Ahh. There is nothing like Paris in the summer. I actually proposed to my wife in Paris over 20 years ago. If you haven’t been there, you must try to make it there.
Love all the blogs
Especially the cafe in Paris reminiscence.
Loved being there! When we were
there we met a French couple that invited us to their apt and out to dinner
That was a long time ago!
The world was different then!
Hugs to all
Bev
Here’s one of my Paris stories.
My grandmother was an excellent country-style cook. During the Depression she had run her own small restaurant in the little Texas prairie town where our family lived. The dish of hers that I loved best was roast beef with some kind of luscious sauce. She served it often on special occasions.
That was in the 40s and 50s. Flash forward to the 1980s. I’m in Paris, I’m in a little French restaurant for lunch, and I order a beef stew dish, not really knowing what I’m in for.
To my incredible surprise, what arrived at my table was my grandmother’s roast beef! The taste and texture were exactly the same. I hadn’t eaten it for decades, but — voila! — I recognized it immediately.
I have no idea how my grandmother’s roast beef found its way to that Paris restaurant. She was born on a family farm of parents who were of German extraction. Did those people keep alive some old European recipe that eventually found its way to that Paris restaurant? Did my grandmother, some time in the dim past, copy her roast beef dish out of some American magazine that had gotten it from a source in France? I’ll never know.

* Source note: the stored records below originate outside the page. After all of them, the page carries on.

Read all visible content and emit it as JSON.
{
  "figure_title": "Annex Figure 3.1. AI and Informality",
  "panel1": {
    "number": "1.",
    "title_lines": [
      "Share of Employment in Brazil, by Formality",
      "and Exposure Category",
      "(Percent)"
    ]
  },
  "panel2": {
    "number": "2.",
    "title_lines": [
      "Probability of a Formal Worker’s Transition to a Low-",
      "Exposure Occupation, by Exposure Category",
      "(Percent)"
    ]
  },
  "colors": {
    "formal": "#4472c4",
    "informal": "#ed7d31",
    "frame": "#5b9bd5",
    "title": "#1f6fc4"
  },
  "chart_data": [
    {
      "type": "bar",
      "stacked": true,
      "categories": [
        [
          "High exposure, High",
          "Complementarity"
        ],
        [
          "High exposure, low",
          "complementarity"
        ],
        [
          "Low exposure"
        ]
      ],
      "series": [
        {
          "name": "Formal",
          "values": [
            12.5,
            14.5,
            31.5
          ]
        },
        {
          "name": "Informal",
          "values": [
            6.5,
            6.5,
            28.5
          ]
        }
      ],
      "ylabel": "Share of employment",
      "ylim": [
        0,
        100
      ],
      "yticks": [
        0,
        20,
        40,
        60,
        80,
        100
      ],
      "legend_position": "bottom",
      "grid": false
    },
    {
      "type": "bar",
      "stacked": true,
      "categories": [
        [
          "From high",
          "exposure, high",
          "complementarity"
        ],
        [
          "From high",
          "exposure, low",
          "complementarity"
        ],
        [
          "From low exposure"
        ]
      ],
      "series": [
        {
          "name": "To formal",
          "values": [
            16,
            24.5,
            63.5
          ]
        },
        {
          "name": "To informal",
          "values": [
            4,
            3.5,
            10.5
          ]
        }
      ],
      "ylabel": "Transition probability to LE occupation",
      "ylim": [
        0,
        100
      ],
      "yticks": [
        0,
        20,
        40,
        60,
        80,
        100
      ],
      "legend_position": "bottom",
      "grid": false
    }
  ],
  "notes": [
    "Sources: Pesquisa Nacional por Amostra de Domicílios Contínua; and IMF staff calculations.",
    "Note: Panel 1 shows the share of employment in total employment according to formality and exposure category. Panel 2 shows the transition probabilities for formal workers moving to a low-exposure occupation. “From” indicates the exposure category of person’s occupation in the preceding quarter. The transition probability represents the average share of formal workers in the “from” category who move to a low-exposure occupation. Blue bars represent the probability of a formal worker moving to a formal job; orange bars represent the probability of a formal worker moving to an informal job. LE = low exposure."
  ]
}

Ahhh..Springtime in Paris. I was really lucky to be sent by Bambergers to Paris to buy at the Pret-a-Porter (ready to wear) fashion shows. We stayed at the small Hotel Lenox (no elevator, small bar, smaller rooms) on Rue D’Universite and were told we had to have drinks at your Cafe Deux Magots to see all sorts of famous people. By the second round it became apparent there were just a lot of American tourists looking at each other (the US$ was very strong in the early 80s; even Hermes silk scarves were affordable). “Those were the days my friends”…or so the song goes.